Newsweek dispatched its entertainment editor, Maureen Orth, to report on "The Gong Show" in 1977. Barris disarmed her by asking what talent she had. She said she could do her old high school pompom routine and he booked her on the show. By the end of her report, she's dancing the Charleston with a midget as the closing credits roll, having scored a second-place 26 with her "Gimme a G! ... O! ... N! ... G!" routine to "On Wisconsin!"
In 1978 Barris produced and hosted "The Chuck Barris Rah Rah Show," a "Gong Show"-inspired variety hour that featured an odd mix of old-timers (like Cab Calloway), '50s rock stars (like Chuck Berry), then-current variety show staples (like Jose Feliciano) and amateur acts. It lasted six weeks. That fall, "The $1.98 Beauty Show" sicced the "Gong Show" ethic on beauty pageants. The winner, after enduring abuse by confetti-tossing host Rip Taylor, would be awarded the titular check and a bouquet of rotting carrots. The critics weren't crazy about that one either, but Barris called it one of his favorites.
Also in 1978, the Popsicle Twins appeared on "The Gong Show." Barris used to keep the NBC censors off the show's back by throwing sacrifices at them -- acts he knew the censors wouldn't approve, but that would distract them from the acts he wanted on the air. The Popsicle Twins were one of the stooges, but the censors didn't get the dirty joke, so the Twins made it onto the show.

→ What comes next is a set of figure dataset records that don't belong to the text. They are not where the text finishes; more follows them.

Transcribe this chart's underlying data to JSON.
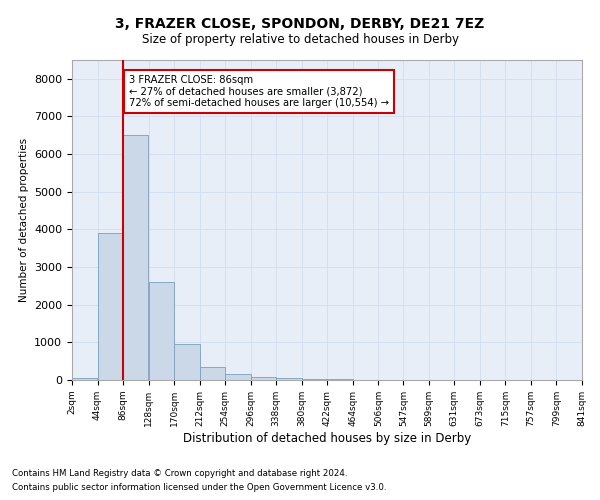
{
  "title1": "3, FRAZER CLOSE, SPONDON, DERBY, DE21 7EZ",
  "title2": "Size of property relative to detached houses in Derby",
  "xlabel": "Distribution of detached houses by size in Derby",
  "ylabel": "Number of detached properties",
  "footnote1": "Contains HM Land Registry data © Crown copyright and database right 2024.",
  "footnote2": "Contains public sector information licensed under the Open Government Licence v3.0.",
  "annotation_line1": "3 FRAZER CLOSE: 86sqm",
  "annotation_line2": "← 27% of detached houses are smaller (3,872)",
  "annotation_line3": "72% of semi-detached houses are larger (10,554) →",
  "property_size": 86,
  "bin_edges": [
    2,
    44,
    86,
    128,
    170,
    212,
    254,
    296,
    338,
    380,
    422,
    464,
    506,
    547,
    589,
    631,
    673,
    715,
    757,
    799,
    841
  ],
  "bar_heights": [
    50,
    3900,
    6500,
    2600,
    950,
    350,
    150,
    80,
    50,
    30,
    20,
    10,
    5,
    3,
    2,
    1,
    1,
    0,
    0,
    0
  ],
  "bar_color": "#cad8e8",
  "bar_edge_color": "#7aa0be",
  "grid_color": "#d4dff0",
  "vline_color": "#cc0000",
  "annotation_box_color": "#cc0000",
  "background_color": "#e8eef8",
  "ylim": [
    0,
    8500
  ],
  "yticks": [
    0,
    1000,
    2000,
    3000,
    4000,
    5000,
    6000,
    7000,
    8000
  ]
}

The act was officially called "Have You Got a Nickel?" Two barefoot teenage girls (who weren't twins) walked onstage, giggling abashedly, wearing shorts and T-shirts. Each of them sat down cross-legged and, to the tune of "I'm in the Mood for Love," proceeded to fellate an orange popsicle. Phyllis Diller gave them a 0. Jamie Farr gave them a 2. Jaye P. Morgan (who would later be fired for flashing her breasts on camera) said, "That's how I got my start," and gave them a 10. She was rewarded with one of their popsicles.
"I'm fairly certain that's when I first thought of chucking it all and moving to the south of France," Barris would later write.

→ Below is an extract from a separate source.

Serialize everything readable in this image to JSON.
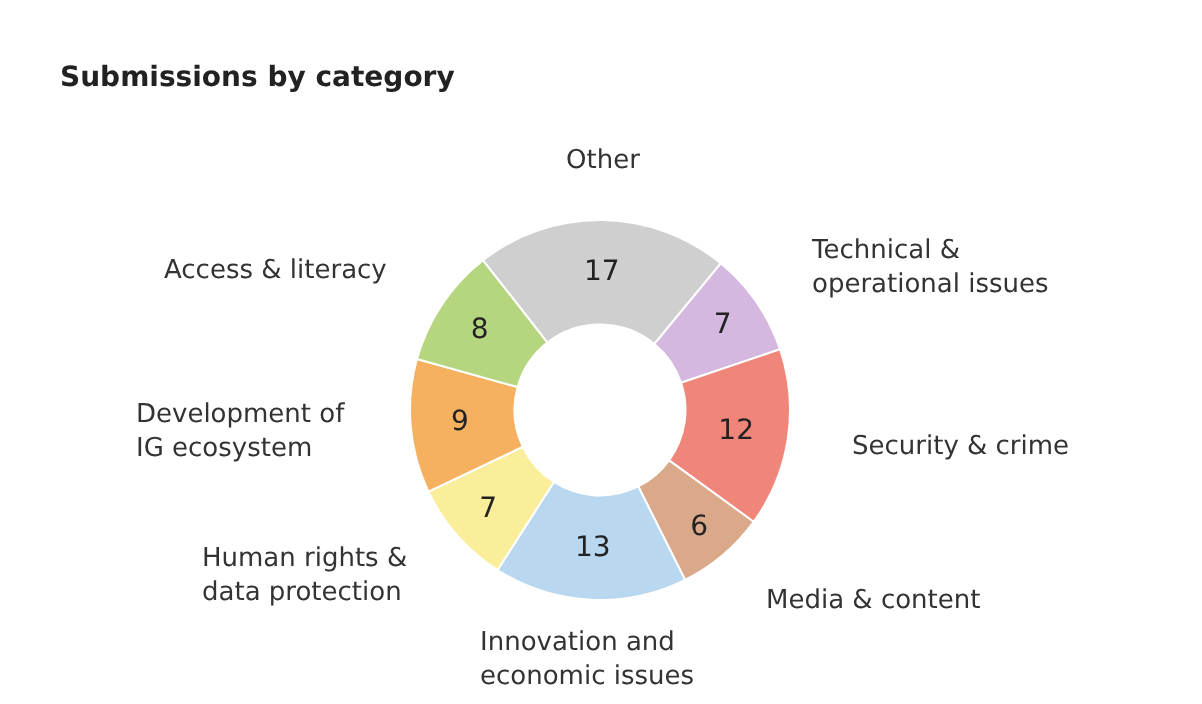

By 1980, "The Gong Show" was losing steam. Several times Barris has told the story of saying, "There must be more to life than game shows" to the makeup woman during a break in "Gong Show" taping, and the woman whispering back, "There is." He decided to make "The Gong Show Movie," with his friend Robert Downey Sr. writing and directing. Midway through the production, Barris decided he wanted to direct it himself, which he did with Downey's blessing. Barris turned Downey's slapstick comedy into an attempt at seriousness, with disastrous results. The picture bombed.
"Life is cruel enough without Chuck Barris around," read the Albuquerque Tribune's review, and soon, he wouldn't be. For the next half-decade, he scaled down Barris Industries, wrote his first autobiography and contemplated that move to France. In 1986, with his girlfriend and future wife, Robin "Red" Altman, he went.